In article , Gene Cash wrote:
And a space station, in particular, *wants* to be as heavy as possible...
(The average annual reboost fuel consumption is, to a good first
approximation, unaffected. The reboosts take more fuel each, but
they're less frequent.)


Hm. I think I'd consider fuel budget more important than frequency of
reboosts.


Note what I said: the fuel budget is *unaffected*. Loosely speaking, the
requirement for reboost is that reboost thrust, averaged over the period
between reboosts, equal the air-drag force averaged over the same period.
Station frontal area affects fuel budget, but station mass does not.

The one place where mass makes a difference to reboosts is that it slows
down the effects of air drag. So if you reboost at the same frequency,
your altitude varies over a narrower range, while if you let the altitude
vary over the same range, reboosts are less frequent.

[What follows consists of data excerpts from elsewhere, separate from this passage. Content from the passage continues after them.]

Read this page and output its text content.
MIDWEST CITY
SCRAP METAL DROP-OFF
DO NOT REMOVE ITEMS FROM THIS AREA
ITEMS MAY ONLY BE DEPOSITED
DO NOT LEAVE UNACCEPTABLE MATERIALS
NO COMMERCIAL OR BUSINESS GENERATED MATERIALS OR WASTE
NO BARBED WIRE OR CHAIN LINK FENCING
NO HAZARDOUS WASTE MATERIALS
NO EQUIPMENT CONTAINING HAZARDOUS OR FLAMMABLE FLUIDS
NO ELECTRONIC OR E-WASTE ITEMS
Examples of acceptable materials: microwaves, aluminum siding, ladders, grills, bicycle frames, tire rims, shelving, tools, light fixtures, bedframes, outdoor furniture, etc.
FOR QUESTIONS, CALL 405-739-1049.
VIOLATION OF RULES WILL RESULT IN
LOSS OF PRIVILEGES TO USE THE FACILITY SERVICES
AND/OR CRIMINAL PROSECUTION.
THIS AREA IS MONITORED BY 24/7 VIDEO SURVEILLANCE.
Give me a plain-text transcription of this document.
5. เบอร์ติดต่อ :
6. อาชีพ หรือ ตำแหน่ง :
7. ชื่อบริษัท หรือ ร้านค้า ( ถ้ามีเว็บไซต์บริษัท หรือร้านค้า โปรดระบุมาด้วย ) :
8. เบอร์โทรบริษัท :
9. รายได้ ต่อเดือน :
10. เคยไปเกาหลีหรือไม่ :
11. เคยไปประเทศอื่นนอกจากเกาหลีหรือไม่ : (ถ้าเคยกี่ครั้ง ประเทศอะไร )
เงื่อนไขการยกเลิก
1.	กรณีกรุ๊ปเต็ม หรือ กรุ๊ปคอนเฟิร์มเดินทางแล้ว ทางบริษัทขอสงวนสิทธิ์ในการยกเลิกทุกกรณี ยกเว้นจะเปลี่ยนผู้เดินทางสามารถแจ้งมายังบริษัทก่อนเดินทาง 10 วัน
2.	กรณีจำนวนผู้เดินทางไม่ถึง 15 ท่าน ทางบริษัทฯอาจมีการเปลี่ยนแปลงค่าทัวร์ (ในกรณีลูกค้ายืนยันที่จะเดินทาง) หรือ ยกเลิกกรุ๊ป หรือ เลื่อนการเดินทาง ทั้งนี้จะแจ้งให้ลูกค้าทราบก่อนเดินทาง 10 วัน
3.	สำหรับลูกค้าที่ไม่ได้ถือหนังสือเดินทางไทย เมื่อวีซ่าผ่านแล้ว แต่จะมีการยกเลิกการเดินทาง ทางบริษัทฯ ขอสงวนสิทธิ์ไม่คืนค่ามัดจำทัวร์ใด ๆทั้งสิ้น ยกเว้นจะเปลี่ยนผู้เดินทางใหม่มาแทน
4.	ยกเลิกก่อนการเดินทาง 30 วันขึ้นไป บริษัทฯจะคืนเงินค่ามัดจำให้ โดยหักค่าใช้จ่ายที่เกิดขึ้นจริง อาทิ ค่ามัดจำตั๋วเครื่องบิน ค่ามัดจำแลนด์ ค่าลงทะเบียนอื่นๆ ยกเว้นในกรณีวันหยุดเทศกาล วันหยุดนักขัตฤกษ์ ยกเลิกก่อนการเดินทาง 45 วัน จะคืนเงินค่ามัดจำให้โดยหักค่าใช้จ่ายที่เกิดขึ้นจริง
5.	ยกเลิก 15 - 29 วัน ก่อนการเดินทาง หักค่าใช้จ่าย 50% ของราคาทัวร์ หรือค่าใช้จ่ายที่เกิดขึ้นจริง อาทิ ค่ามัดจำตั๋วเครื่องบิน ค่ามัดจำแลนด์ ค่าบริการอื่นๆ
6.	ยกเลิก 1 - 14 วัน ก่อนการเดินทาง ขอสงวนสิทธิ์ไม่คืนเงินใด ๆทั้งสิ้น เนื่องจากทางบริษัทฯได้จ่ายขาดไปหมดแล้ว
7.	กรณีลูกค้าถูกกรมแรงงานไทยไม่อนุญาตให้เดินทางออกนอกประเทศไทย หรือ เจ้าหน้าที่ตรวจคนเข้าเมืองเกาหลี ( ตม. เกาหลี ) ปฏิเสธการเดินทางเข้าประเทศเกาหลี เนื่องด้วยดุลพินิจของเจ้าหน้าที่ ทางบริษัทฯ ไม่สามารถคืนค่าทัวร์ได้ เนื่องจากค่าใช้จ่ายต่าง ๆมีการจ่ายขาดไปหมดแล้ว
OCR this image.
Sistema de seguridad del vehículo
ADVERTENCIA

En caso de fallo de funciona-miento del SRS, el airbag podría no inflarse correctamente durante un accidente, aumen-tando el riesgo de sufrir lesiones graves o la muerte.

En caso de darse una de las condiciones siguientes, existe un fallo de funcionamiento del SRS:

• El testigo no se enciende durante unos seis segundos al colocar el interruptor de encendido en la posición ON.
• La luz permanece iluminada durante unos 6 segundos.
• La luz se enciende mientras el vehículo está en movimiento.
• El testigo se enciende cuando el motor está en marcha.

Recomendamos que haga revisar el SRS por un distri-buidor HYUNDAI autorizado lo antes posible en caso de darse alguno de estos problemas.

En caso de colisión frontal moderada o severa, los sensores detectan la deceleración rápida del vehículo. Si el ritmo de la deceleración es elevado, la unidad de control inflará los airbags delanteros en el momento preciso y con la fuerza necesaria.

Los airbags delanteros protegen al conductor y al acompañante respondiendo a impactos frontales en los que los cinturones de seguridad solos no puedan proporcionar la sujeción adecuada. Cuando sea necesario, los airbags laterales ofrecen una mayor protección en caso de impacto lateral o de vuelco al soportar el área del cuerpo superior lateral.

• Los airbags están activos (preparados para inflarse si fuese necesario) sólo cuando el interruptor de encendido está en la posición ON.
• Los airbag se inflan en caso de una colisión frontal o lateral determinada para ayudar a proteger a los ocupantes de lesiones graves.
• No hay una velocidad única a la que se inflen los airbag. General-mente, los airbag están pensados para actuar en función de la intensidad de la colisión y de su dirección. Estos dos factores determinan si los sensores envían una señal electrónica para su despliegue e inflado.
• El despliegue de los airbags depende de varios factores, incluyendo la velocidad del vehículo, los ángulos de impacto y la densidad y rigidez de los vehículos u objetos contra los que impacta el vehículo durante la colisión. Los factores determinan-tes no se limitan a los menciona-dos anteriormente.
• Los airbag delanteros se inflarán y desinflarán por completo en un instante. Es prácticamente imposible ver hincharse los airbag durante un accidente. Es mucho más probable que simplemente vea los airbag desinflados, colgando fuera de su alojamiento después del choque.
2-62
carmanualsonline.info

I didn't think a reboost was that inconvenient, if you have to
haul up the extra station mass *and* more fuel to keep it in orbit.


Please read what I wrote: you *don't* need more fuel. And the mass in
question is stuff that is already being hauled up there; the question is
whether to go to added inconvenience to get rid of it.

Reboosts actually are inconvenient, not least because they disrupt the
microgravity environment that is one major reason to have a station.